Francis S. Collins, M.D., Ph.D., Director
National Human Genome Research Institute,
National Institutes of Health,
Bethesda, Maryland

Francis S. Collins, M.D., Ph.D., is a physician-geneticist and the director of the National Human Genome Research Institute, NIH. In that role he oversees a complex multidisciplinary project aimed at mapping and sequencing all of the human DNA, and determining aspects of its function. Many consider this the most important scientific undertaking of our time. The project is currently running ahead of schedule and under budget.

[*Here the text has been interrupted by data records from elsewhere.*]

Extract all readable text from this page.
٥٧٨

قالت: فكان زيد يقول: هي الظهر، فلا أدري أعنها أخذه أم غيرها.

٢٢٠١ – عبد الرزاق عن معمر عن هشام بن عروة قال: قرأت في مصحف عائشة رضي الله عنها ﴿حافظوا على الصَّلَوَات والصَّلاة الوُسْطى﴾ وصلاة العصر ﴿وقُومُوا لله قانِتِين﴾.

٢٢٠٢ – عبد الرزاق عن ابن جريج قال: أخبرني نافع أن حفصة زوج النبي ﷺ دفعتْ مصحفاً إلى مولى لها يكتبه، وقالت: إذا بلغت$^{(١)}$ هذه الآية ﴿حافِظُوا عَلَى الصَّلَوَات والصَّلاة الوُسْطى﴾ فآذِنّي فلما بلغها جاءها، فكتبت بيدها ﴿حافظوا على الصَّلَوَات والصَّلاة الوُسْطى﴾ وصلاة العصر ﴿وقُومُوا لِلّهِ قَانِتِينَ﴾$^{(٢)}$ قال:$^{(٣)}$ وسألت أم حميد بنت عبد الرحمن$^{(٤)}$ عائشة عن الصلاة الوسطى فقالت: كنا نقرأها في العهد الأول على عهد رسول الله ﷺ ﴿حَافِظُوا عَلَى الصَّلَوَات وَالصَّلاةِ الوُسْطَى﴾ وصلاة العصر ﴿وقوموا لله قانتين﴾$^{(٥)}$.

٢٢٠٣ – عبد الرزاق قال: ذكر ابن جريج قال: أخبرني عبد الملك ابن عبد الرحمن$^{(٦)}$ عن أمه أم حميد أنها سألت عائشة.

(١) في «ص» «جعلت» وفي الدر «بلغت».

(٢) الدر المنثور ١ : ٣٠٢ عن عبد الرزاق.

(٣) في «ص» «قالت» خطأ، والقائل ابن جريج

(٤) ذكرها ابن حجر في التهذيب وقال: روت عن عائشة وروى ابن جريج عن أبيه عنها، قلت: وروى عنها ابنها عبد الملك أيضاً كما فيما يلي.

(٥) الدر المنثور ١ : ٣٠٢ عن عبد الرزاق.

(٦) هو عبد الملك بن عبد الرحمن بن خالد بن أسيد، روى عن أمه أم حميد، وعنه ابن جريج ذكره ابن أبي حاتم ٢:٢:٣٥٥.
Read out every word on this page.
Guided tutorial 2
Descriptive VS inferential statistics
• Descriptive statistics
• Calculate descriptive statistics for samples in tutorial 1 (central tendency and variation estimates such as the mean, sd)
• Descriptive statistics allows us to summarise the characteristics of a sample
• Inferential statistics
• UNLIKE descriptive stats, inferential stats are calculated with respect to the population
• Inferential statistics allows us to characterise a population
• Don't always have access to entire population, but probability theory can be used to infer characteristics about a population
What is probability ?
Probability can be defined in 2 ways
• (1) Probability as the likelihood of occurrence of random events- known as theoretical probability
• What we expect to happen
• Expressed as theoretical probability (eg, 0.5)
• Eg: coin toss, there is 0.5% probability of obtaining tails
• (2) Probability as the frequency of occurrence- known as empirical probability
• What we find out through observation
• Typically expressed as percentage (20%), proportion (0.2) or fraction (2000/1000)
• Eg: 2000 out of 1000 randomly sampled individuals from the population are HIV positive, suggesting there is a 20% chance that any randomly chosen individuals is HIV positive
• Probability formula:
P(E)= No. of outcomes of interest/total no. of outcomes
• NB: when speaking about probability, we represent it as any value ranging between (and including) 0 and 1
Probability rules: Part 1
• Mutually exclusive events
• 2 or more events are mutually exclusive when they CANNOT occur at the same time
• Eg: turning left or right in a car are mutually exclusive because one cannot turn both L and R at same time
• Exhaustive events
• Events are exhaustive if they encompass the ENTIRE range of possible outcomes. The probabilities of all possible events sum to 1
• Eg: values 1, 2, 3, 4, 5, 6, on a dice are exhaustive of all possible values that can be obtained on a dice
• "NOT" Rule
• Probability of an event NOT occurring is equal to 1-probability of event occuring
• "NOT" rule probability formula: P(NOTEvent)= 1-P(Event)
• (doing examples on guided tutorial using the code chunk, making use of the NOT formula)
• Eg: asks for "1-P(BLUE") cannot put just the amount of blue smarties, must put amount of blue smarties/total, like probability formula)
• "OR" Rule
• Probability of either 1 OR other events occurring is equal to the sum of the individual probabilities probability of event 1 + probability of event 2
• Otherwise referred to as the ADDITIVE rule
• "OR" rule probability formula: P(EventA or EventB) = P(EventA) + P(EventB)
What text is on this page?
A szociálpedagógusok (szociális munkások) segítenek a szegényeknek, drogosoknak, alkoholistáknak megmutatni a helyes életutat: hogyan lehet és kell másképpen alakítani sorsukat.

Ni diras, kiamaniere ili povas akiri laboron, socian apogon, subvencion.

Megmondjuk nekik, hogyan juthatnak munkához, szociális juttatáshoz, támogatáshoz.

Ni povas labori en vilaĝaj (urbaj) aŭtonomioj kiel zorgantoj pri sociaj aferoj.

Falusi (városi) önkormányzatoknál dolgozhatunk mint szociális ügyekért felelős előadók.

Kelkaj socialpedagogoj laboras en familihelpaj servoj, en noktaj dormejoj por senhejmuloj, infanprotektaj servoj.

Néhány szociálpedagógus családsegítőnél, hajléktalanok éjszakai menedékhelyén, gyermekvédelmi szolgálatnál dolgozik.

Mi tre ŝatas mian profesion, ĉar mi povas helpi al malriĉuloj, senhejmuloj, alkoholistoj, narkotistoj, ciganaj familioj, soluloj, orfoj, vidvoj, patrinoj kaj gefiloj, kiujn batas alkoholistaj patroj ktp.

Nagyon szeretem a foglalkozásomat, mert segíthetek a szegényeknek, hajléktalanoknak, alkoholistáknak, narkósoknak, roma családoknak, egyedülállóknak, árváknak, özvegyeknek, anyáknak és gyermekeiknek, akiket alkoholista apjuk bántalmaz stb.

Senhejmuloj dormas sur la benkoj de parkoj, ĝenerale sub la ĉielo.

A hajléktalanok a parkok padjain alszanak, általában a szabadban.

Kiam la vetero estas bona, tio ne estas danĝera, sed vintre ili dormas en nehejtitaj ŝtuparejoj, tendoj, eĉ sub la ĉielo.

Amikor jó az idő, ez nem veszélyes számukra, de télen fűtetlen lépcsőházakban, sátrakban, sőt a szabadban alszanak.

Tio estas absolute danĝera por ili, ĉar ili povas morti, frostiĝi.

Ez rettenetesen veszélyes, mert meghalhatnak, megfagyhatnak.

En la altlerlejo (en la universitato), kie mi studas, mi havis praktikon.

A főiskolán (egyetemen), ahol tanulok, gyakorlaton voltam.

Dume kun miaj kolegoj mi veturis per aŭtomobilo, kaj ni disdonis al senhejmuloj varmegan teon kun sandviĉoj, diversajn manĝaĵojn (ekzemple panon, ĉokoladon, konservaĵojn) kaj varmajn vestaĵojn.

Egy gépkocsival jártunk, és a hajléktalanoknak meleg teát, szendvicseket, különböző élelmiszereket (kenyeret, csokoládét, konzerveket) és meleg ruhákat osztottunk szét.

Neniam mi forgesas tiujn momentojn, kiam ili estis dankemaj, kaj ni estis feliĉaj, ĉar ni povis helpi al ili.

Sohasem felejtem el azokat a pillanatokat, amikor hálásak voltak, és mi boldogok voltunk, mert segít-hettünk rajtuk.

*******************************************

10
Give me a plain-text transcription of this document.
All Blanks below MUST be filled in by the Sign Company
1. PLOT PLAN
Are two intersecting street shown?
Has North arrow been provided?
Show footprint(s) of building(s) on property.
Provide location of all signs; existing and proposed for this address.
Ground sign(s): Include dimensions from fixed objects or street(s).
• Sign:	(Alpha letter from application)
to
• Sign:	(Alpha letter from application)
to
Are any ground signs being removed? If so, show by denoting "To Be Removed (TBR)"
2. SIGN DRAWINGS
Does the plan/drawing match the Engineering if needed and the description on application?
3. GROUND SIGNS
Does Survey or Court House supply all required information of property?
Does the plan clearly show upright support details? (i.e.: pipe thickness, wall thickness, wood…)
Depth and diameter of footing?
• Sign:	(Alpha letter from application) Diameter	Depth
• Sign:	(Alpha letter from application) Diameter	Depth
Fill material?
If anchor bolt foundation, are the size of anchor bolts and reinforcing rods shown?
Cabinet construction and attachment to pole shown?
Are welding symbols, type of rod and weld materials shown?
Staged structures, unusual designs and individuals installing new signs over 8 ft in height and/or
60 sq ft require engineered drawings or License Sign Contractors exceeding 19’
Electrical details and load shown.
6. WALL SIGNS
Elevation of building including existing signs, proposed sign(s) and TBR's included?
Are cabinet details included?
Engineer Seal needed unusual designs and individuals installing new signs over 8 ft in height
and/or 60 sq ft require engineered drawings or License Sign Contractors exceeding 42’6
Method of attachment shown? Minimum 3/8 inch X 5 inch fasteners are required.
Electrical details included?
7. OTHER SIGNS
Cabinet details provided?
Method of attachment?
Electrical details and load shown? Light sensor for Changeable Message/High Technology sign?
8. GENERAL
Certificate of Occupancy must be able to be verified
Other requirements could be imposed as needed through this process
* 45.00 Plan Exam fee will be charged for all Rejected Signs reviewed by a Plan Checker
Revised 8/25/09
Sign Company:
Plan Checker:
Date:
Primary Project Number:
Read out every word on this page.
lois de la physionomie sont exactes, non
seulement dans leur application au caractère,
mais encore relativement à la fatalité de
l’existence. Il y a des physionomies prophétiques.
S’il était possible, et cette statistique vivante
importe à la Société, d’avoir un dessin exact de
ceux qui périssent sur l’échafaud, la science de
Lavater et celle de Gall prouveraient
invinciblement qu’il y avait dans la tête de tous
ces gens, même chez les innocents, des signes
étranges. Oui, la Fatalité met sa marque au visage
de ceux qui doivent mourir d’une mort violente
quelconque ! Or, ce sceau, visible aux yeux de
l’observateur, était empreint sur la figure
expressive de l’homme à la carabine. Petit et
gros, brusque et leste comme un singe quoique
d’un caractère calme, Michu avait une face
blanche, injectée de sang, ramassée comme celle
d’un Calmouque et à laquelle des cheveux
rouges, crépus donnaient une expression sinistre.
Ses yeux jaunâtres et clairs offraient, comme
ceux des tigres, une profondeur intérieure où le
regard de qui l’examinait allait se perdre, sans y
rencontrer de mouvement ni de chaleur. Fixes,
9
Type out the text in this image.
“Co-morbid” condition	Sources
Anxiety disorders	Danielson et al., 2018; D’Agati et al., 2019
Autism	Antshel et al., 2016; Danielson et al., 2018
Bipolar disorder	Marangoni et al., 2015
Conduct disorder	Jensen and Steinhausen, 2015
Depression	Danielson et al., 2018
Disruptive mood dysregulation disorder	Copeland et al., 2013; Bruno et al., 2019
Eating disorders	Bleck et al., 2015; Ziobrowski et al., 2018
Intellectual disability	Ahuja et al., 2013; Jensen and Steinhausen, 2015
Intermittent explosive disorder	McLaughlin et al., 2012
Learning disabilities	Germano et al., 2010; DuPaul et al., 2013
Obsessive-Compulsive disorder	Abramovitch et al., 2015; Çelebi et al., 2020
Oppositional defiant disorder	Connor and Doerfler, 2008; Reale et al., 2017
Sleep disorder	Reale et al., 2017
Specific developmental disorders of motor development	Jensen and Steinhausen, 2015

Collins was raised on a small farm in Virginia and home-schooled until the sixth grade. He obtained his undergraduate degree in chemistry at the University of Virginia, and went on to earn a Ph.D. in physical chemistry at Yale University. Recognizing that a revolution was beginning in molecular biology and genetics, he changed fields and enrolled in medical school at the University of North Carolina, where he encountered the field of medical genetics and knew he had found his dream. After a residency and chief residency in internal medicine in Chapel Hill, he returned to Yale for a fellowship in human genetics, where he worked on methods of crossing large stretches of DNA to identify disease genes. He continued to develop these ideas after joining the faculty at the University of Michigan in 1984. This approach, for which he later coined the term positional cloning, has developed into a powerful component of modern molecular genetics, as it allows the identification of disease genes for almost any condition, without knowing ahead of time what the functional abnormality might be.

Together with Lap-Chee Tsui and Jack Riordan of the Hospital for Sick Children in Toronto, Canada, his research team identified the gene for cystic fibrosis using this strategy in 1989. That was followed by his group's identification of the neurofibromatosis gene in 1990, and a successful collaborative effort to identify the gene for Huntington's Disease in 1993. That same year, Collins accepted an invitation to become the second director of the National Center for Human Genome Research, following in the footsteps of James Watson. In that role, Collins has overseen the successful completion of several of the Genome Project's goals. In June of 2000, the completion of a "working draft" of the human genome sequence was announced, giving scientists all over the world free and unrestricted access to the vast majority of the instruction book for human biology.

In addition, Collins founded a new NIH intramural research program in genome research, which has now grown to become one of the premier research units in human genetics in the country. His own research laboratory continues to be vigorously active, exploring the molecular genetics of adult-onset diabetes and other disorders. His accomplishments have been recognized by election to the Institute of Medicine and the National Academy of Sciences, and numerous national and international awards.